Comparison TTFT p50 Δ TTFT p90 Δ E2E p50 Δ E2E p90 Δ TPOT p90 Δ Wall-clock Δ
combined_vs_pdsep_200 +98.1% +44.8% +40.9% +15.2% +1.3% +142.3%
contention_baseline_vs_elastic_500 +12.4% +13.4% +11.5% -5.1% +13.6% -0.6%
combined_1000_vs_pdsep_mooncake +782.0% +1030.7% +202.9% +128.3% -34.8% +119.2%

What We Can Say Now

  • partially_supported: Batch 0 substrate audit is only partially complete for existing runs. Supporting data: metrics.jsonl lacks actual dispatch/finish timestamps in current artifacts. Next: Add request dispatch and finish/error timestamps to future replayer/proxy metrics.
  • supported_for_trace_shape: Batch 1 workload shape can be characterized from formatted traces and metrics. Supporting data: full compact trace CPU summary in full_trace_summary.json: input p50/p90/p99 = 20k/87.9k/125.5k, output p50/p90/p99 = 80/811/6.6k, top 1% sessions hold 46.5% of input-token mass. Next: add cache-hit joined records for actual reuse decomposition.
  • supported_by_existing_artifact: Static PD separation is worse than combined in existing 200-request GPU A/B. Supporting data: outputs/gpu_ab_combined vs outputs/gpu_ab_pdsep metrics.summary.json.

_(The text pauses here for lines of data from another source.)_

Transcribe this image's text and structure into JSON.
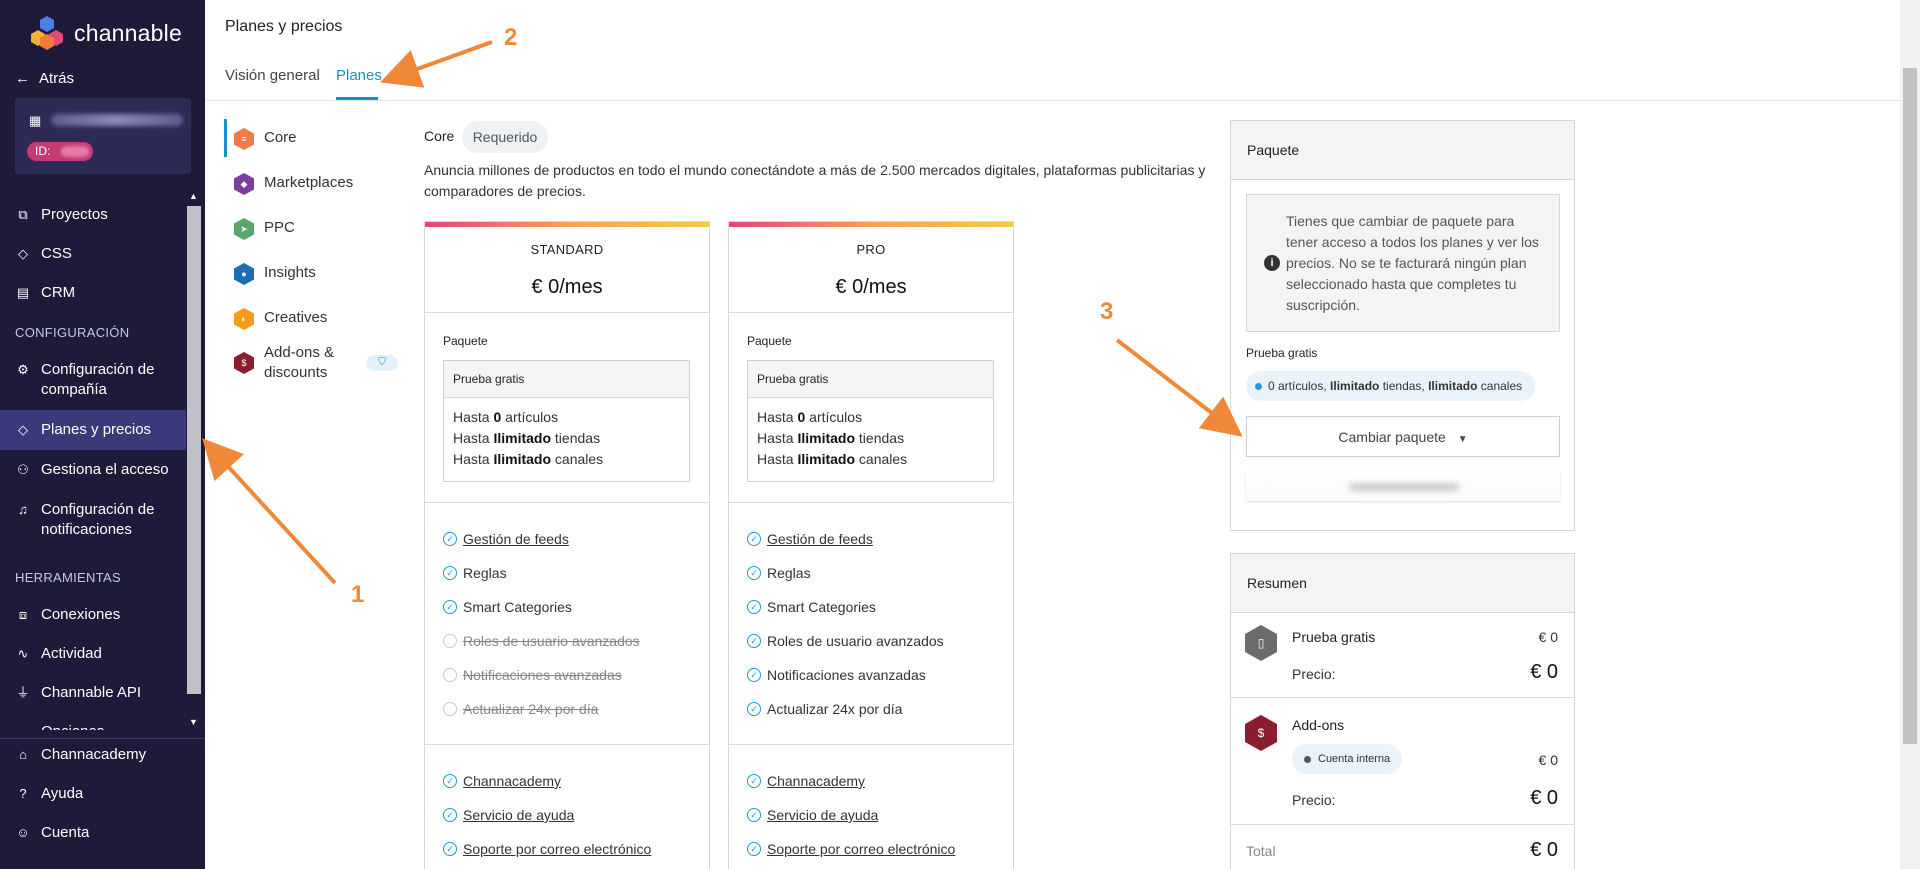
{
  "sidebar": {
    "brand": "channable",
    "back_label": "Atrás",
    "account_badge_prefix": "ID:",
    "nav_top": [
      {
        "label": "Proyectos",
        "icon": "folder-icon"
      },
      {
        "label": "CSS",
        "icon": "tag-icon"
      },
      {
        "label": "CRM",
        "icon": "document-icon"
      }
    ],
    "section_config": "CONFIGURACIÓN",
    "nav_config": [
      {
        "label": "Configuración de compañía",
        "icon": "gear-icon"
      },
      {
        "label": "Planes y precios",
        "icon": "price-tag-icon"
      },
      {
        "label": "Gestiona el acceso",
        "icon": "users-icon"
      },
      {
        "label": "Configuración de notificaciones",
        "icon": "bell-icon"
      }
    ],
    "section_tools": "HERRAMIENTAS",
    "nav_tools": [
      {
        "label": "Conexiones",
        "icon": "network-icon"
      },
      {
        "label": "Actividad",
        "icon": "activity-icon"
      },
      {
        "label": "Channable API",
        "icon": "plug-icon"
      },
      {
        "label": "Opciones",
        "icon": "options-icon"
      }
    ],
    "nav_bottom": [
      {
        "label": "Channacademy",
        "icon": "graduation-icon"
      },
      {
        "label": "Ayuda",
        "icon": "help-icon"
      },
      {
        "label": "Cuenta",
        "icon": "user-icon"
      }
    ]
  },
  "header": {
    "title": "Planes y precios",
    "tabs": [
      {
        "label": "Visión general"
      },
      {
        "label": "Planes"
      }
    ]
  },
  "categories": [
    {
      "label": "Core",
      "color": "#f07a4a"
    },
    {
      "label": "Marketplaces",
      "color": "#7a3e9d"
    },
    {
      "label": "PPC",
      "color": "#5aa66a"
    },
    {
      "label": "Insights",
      "color": "#1b6fb0"
    },
    {
      "label": "Creatives",
      "color": "#f39c1a"
    },
    {
      "label": "Add-ons & discounts",
      "color": "#8a1d2e"
    }
  ],
  "core": {
    "label": "Core",
    "badge": "Requerido",
    "description": "Anuncia millones de productos en todo el mundo conectándote a más de 2.500 mercados digitales, plataformas publicitarias y comparadores de precios."
  },
  "plans": [
    {
      "name": "STANDARD",
      "price": "€ 0/mes",
      "pkg_label": "Paquete",
      "pkg_name": "Prueba gratis",
      "limits": [
        {
          "pre": "Hasta ",
          "bold": "0",
          "post": " artículos"
        },
        {
          "pre": "Hasta ",
          "bold": "Ilimitado",
          "post": " tiendas"
        },
        {
          "pre": "Hasta ",
          "bold": "Ilimitado",
          "post": " canales"
        }
      ],
      "features": [
        {
          "label": "Gestión de feeds",
          "enabled": true,
          "link": true
        },
        {
          "label": "Reglas",
          "enabled": true,
          "link": false
        },
        {
          "label": "Smart Categories",
          "enabled": true,
          "link": false
        },
        {
          "label": "Roles de usuario avanzados",
          "enabled": false,
          "link": false
        },
        {
          "label": "Notificaciones avanzadas",
          "enabled": false,
          "link": false
        },
        {
          "label": "Actualizar 24x por día",
          "enabled": false,
          "link": false
        }
      ],
      "support": [
        {
          "label": "Channacademy"
        },
        {
          "label": "Servicio de ayuda"
        },
        {
          "label": "Soporte por correo electrónico"
        }
      ]
    },
    {
      "name": "PRO",
      "price": "€ 0/mes",
      "pkg_label": "Paquete",
      "pkg_name": "Prueba gratis",
      "limits": [
        {
          "pre": "Hasta ",
          "bold": "0",
          "post": " artículos"
        },
        {
          "pre": "Hasta ",
          "bold": "Ilimitado",
          "post": " tiendas"
        },
        {
          "pre": "Hasta ",
          "bold": "Ilimitado",
          "post": " canales"
        }
      ],
      "features": [
        {
          "label": "Gestión de feeds",
          "enabled": true,
          "link": true
        },
        {
          "label": "Reglas",
          "enabled": true,
          "link": false
        },
        {
          "label": "Smart Categories",
          "enabled": true,
          "link": false
        },
        {
          "label": "Roles de usuario avanzados",
          "enabled": true,
          "link": false
        },
        {
          "label": "Notificaciones avanzadas",
          "enabled": true,
          "link": false
        },
        {
          "label": "Actualizar 24x por día",
          "enabled": true,
          "link": false
        }
      ],
      "support": [
        {
          "label": "Channacademy"
        },
        {
          "label": "Servicio de ayuda"
        },
        {
          "label": "Soporte por correo electrónico"
        }
      ]
    }
  ],
  "package_panel": {
    "title": "Paquete",
    "info": "Tienes que cambiar de paquete para tener acceso a todos los planes y ver los precios. No se te facturará ningún plan seleccionado hasta que completes tu suscripción.",
    "pkg_label": "Prueba gratis",
    "chip_a": "0 artículos,",
    "chip_b": "Ilimitado",
    "chip_c": " tiendas, ",
    "chip_d": "Ilimitado",
    "chip_e": " canales",
    "change_button": "Cambiar paquete"
  },
  "summary": {
    "title": "Resumen",
    "rows": [
      {
        "name": "Prueba gratis",
        "amount": "€ 0",
        "price_label": "Precio:",
        "price": "€ 0"
      },
      {
        "name": "Add-ons",
        "chip": "Cuenta interna",
        "amount": "€ 0",
        "price_label": "Precio:",
        "price": "€ 0"
      }
    ],
    "total_label": "Total",
    "total": "€ 0"
  },
  "annotations": [
    "1",
    "2",
    "3"
  ],
  "colors": {
    "sidebar_bg": "#1d1a3a",
    "accent": "#1a8fc6",
    "annotation": "#f0883a"
  }
}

Next: Refresh with PD matrix, multiple seeds, cudagraph-enabled methodology.
  • supported_by_existing_artifact: Elastic transfer-based migration does not improve high-contention 500-request run. Supporting data: outputs/contention_16s_ts10 vs outputs/contention_16s_elastic metrics.summary.json and gpu_util.csv. Next: Attribute whether failure is trigger quality, transfer overhead, or wrong load regime.
  • not_yet_supported: PD-colo prefill/decode interference is not yet directly proven by step-level data in this package. Supporting data: No decode-step and prefill-overlap timestamp artifact found in summarized runs. Next: Run Batch 2 controlled same-worker/different-worker injection with step timestamps.
  • partially_supported: Session hot-spot residual imbalance is suggested but not fully attributed. Supporting data: gpu_util.csv shows per-GPU mean-util imbalance in existing runs. Next: Collect per-worker queue delay, session-to-worker map, and per-session token mass per worker.
  • not_yet_supported: SRR is not measured by existing fixed-request runs. Supporting data: No arrival-rate sweep artifacts found. Next: Implement Batch 4 Poisson session-arrival SRR sweep.

Main Reviewer Risks

  • high: Session sequentiality not proven - Add dispatch/finish timestamps and run Batch 0 before SRR claims.
  • medium: Legacy PD-sep data may not match final methodology - Use fresh PD matrix for paper-grade claims.
  • medium: GPU util is not a sufficient hot-spot proof - Add route-decision and per-worker queue logs for Batch 3.
  • medium: Cache reuse decomposition is incomplete without joined hash/cache-hit data - Emit hash_ids/session_id/cached_tokens in the same per-request record.